The truth is: We don’t know yet how our immune system responds to this virus. So, as much as we might want to believe that this is a “one-and-done” type of virus, it would be a mistake to assume that getting COVID-19 makes you immune to getting it again.
To achieve natural immunity to a virus, your body must produce large numbers of antibodies (the immune system cells that detect and fight off dangerous intruders like viruses) that last in your system for a long time. Researchers do know for certain that people who get COVID-19 produce antibodies to the virus, and these antibodies do likely provide immunity for some period of time. But we just don’t know how long that immunity lasts.
Researchers who infected rhesus monkeys with SARS-CoV-2 (the virus that causes COVID-19) found the monkeys’ natural immunity lasted at least a month.

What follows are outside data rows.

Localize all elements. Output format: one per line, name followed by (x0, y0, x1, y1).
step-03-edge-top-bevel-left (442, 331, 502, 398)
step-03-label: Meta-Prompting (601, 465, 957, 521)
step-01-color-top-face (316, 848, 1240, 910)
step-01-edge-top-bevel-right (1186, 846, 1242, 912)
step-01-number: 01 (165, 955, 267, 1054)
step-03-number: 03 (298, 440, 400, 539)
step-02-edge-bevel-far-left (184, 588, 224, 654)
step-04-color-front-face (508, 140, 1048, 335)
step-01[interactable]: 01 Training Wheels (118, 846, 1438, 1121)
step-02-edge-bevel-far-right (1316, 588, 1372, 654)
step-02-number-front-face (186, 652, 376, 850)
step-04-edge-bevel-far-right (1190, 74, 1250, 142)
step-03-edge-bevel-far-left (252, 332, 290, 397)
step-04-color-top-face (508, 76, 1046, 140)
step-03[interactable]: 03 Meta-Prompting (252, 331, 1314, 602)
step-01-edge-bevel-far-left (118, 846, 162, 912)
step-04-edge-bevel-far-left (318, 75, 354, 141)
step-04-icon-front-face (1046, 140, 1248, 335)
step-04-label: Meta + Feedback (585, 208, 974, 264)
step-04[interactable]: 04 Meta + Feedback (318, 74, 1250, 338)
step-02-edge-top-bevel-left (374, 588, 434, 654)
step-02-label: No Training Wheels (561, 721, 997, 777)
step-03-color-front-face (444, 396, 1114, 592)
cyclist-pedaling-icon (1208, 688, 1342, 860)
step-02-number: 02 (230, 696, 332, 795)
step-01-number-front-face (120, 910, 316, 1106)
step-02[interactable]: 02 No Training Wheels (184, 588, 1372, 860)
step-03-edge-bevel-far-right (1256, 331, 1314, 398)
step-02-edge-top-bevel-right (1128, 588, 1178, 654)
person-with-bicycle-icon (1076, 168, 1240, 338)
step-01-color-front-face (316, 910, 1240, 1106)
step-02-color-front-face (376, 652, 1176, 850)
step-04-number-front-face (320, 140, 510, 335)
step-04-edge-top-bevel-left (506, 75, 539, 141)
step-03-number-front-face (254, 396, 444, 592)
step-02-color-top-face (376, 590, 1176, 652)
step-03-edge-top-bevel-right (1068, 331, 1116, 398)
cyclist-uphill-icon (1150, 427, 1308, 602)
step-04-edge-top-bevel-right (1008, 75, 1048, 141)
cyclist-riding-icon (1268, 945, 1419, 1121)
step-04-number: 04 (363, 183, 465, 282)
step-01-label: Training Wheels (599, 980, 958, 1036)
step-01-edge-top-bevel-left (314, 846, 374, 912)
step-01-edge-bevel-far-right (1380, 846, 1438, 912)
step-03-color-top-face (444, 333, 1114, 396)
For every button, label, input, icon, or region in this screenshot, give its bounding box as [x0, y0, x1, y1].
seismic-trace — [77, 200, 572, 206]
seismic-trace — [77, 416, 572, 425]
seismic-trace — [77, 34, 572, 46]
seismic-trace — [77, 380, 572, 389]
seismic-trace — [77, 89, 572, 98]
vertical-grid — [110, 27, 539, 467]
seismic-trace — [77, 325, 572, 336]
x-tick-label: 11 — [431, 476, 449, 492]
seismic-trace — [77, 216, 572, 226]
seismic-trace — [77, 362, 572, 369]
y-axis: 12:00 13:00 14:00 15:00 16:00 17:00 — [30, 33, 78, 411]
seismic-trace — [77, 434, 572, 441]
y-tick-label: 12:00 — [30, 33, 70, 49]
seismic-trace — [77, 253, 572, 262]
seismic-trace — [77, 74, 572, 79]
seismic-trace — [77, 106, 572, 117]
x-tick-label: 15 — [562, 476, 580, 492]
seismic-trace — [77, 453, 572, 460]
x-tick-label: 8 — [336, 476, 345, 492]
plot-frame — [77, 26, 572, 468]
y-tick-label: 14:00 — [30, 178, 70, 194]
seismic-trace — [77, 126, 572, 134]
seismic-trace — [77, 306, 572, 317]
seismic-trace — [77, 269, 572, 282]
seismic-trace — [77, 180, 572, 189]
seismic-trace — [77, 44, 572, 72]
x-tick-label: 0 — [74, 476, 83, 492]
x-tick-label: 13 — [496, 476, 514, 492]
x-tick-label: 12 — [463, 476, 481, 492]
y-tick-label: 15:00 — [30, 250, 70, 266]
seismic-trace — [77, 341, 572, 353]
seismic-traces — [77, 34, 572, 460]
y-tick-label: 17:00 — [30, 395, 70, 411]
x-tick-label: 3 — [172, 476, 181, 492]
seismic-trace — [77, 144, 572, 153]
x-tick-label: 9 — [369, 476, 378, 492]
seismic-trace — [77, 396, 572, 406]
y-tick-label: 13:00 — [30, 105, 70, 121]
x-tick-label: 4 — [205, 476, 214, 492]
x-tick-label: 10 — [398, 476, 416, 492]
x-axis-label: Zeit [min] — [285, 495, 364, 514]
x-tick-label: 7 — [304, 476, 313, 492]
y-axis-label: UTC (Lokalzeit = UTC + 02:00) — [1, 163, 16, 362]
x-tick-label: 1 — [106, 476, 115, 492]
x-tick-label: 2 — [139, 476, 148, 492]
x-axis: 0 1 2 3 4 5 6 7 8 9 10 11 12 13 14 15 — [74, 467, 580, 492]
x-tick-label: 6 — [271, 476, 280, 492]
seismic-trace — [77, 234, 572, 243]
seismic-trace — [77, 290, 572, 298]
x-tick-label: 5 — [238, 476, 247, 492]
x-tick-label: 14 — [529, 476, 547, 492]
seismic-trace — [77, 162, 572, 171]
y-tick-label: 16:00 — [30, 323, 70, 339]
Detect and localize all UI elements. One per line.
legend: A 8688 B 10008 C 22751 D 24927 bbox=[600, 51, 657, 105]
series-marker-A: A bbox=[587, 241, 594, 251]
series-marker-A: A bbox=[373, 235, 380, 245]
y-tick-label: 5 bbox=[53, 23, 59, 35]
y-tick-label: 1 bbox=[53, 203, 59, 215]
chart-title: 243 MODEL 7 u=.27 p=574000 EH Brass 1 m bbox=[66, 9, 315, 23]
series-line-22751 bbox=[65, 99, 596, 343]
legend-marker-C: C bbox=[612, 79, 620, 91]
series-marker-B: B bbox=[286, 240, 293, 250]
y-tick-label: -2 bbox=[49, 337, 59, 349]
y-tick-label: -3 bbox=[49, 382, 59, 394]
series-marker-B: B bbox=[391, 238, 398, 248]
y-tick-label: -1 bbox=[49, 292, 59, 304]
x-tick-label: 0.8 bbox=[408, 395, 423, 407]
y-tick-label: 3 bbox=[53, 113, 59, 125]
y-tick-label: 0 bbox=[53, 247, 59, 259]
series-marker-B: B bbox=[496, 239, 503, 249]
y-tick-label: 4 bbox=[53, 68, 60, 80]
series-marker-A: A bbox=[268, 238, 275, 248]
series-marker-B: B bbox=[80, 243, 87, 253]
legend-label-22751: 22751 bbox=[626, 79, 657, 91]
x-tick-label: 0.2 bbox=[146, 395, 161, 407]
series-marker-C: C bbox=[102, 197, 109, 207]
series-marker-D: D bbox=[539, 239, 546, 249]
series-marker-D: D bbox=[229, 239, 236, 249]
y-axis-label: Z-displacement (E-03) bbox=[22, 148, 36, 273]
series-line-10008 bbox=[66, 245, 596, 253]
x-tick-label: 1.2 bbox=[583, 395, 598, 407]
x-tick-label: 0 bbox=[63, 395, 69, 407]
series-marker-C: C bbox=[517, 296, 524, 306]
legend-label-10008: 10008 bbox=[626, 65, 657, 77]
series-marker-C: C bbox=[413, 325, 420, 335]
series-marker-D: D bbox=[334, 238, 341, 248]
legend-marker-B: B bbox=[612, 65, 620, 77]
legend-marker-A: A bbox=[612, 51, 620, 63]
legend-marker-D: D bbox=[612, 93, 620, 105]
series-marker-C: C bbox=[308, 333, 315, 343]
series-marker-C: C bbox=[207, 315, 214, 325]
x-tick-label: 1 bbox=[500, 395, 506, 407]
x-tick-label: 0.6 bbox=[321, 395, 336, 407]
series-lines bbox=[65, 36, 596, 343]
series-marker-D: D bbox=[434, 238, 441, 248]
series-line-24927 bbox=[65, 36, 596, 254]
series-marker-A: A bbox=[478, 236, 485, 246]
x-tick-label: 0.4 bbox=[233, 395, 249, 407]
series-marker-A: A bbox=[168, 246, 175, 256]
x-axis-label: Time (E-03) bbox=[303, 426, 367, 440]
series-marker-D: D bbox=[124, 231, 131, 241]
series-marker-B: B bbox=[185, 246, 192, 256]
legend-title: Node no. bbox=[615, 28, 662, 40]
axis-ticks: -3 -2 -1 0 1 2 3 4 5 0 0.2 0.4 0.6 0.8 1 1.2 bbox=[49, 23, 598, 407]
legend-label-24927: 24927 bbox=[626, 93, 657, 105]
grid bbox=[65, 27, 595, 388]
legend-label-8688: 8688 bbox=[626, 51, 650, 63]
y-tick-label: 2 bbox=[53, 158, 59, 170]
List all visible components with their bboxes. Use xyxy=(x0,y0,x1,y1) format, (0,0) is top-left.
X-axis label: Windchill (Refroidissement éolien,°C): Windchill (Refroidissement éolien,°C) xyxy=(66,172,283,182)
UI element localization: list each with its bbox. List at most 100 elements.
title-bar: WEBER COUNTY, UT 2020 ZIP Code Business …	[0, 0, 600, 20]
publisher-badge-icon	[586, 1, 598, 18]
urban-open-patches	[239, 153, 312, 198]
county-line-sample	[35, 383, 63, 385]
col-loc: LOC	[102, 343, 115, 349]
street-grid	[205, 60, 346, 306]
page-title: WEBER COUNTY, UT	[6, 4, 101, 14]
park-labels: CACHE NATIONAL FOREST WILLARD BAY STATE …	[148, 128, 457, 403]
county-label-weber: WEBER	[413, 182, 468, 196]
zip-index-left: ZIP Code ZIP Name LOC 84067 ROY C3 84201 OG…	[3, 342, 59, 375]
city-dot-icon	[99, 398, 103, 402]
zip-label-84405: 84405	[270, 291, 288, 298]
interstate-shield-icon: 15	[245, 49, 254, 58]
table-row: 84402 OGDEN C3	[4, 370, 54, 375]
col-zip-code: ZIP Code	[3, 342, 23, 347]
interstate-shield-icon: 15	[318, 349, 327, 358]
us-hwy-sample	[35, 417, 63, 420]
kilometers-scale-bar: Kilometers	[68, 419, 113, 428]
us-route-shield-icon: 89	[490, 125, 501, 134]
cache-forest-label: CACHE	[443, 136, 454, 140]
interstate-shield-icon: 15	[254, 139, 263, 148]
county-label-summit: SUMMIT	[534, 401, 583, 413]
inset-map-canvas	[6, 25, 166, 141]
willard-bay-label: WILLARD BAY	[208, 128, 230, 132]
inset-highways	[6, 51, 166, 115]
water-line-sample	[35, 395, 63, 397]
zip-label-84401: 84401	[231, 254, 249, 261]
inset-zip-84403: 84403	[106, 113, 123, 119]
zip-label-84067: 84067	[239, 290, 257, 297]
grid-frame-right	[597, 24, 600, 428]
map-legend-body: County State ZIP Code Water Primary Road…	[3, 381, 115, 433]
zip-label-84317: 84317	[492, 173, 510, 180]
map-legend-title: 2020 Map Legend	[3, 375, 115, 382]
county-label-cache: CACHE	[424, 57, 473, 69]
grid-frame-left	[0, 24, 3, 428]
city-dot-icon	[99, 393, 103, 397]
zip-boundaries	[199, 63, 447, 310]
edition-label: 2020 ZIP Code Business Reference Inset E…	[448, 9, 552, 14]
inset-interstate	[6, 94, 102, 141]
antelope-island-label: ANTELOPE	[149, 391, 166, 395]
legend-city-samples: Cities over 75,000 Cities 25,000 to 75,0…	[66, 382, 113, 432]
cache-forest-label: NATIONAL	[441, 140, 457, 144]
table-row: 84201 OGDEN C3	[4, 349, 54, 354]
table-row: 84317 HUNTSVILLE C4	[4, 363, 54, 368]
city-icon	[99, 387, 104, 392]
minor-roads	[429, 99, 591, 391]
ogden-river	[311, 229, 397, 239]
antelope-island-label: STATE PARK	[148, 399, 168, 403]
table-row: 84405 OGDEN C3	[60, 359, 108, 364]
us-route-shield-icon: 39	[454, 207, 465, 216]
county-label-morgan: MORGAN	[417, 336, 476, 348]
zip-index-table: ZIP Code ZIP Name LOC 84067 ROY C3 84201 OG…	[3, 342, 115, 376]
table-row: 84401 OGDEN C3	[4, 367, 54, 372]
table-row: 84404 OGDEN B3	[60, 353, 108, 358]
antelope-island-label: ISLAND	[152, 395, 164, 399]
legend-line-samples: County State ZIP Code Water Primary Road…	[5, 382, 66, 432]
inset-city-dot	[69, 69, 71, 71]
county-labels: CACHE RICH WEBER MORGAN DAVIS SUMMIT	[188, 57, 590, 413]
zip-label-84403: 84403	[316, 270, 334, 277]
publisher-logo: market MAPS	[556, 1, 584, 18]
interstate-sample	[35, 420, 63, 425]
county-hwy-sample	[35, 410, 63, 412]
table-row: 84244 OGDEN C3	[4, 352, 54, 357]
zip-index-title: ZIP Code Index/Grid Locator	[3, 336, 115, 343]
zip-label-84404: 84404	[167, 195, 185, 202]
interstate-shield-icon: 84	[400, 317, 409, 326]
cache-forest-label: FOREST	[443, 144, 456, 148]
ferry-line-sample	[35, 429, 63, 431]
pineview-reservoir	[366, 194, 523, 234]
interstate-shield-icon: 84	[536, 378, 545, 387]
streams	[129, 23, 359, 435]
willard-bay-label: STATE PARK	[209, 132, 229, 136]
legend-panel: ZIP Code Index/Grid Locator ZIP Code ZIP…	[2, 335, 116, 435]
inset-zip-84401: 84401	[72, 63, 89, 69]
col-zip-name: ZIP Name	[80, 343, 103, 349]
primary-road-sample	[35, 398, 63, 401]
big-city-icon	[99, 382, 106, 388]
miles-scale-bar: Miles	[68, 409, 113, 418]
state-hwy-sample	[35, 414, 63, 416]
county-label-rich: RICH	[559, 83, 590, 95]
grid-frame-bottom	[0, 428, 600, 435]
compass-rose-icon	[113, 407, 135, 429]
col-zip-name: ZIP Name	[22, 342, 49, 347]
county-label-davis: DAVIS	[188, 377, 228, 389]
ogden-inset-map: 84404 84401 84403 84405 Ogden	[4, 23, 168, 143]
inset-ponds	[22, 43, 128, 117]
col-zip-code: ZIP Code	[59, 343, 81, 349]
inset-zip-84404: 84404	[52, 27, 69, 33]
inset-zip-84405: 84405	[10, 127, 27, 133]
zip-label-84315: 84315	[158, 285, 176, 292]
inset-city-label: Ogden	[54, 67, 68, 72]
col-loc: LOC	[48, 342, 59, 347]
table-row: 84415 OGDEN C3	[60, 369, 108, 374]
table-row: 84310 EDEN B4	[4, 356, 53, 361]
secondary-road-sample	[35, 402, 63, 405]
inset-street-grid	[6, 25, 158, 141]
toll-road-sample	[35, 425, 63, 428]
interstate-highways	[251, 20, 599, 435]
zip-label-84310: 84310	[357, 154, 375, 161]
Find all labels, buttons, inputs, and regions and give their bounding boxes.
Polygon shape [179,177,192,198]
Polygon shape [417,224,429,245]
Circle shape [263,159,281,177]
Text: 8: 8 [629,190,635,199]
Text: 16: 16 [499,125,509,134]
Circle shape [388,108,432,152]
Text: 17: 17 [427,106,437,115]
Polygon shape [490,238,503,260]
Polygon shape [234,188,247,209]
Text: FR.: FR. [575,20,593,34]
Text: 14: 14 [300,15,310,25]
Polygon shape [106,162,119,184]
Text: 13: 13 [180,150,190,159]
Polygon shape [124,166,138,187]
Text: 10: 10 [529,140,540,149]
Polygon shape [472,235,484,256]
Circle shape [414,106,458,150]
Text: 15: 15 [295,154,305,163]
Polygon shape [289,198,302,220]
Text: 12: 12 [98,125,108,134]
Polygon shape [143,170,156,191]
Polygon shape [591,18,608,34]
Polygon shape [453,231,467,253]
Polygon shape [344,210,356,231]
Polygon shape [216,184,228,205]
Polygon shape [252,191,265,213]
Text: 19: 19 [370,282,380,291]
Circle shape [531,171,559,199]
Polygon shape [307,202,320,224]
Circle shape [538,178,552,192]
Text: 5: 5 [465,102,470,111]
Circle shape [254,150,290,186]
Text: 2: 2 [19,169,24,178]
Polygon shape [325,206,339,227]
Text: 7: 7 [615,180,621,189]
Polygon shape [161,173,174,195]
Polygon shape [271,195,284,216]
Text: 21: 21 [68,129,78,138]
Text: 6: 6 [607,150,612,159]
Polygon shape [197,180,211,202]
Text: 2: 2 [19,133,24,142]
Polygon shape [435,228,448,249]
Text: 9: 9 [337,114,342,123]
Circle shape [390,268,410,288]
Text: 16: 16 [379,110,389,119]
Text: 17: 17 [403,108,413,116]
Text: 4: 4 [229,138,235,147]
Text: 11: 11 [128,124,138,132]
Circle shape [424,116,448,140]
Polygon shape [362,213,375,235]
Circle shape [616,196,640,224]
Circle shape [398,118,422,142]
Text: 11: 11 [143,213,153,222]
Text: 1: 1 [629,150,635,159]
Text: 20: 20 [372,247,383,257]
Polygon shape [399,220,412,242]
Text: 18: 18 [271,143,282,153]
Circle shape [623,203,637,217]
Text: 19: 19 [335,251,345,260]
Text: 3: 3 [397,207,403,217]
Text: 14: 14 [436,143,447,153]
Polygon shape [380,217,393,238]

But that doesn’t mean the monkeys’ immunity won’t fade over time – or that the human immune system works the same as a monkey’s. We just don’t know the answers to these questions yet.
Because it may be possible (though not certain or proven) that people could get COVID-19 more than once, you should take precautions to avoid any exposure to the virus, whether you’ve already had it or not. Wear a mask in public, wash your hands thoroughly throughout the day, avoid close contact with other people even if they, too, are wearing a mask. Taking these measures can help you avoid getting COVID-19 once…or twice.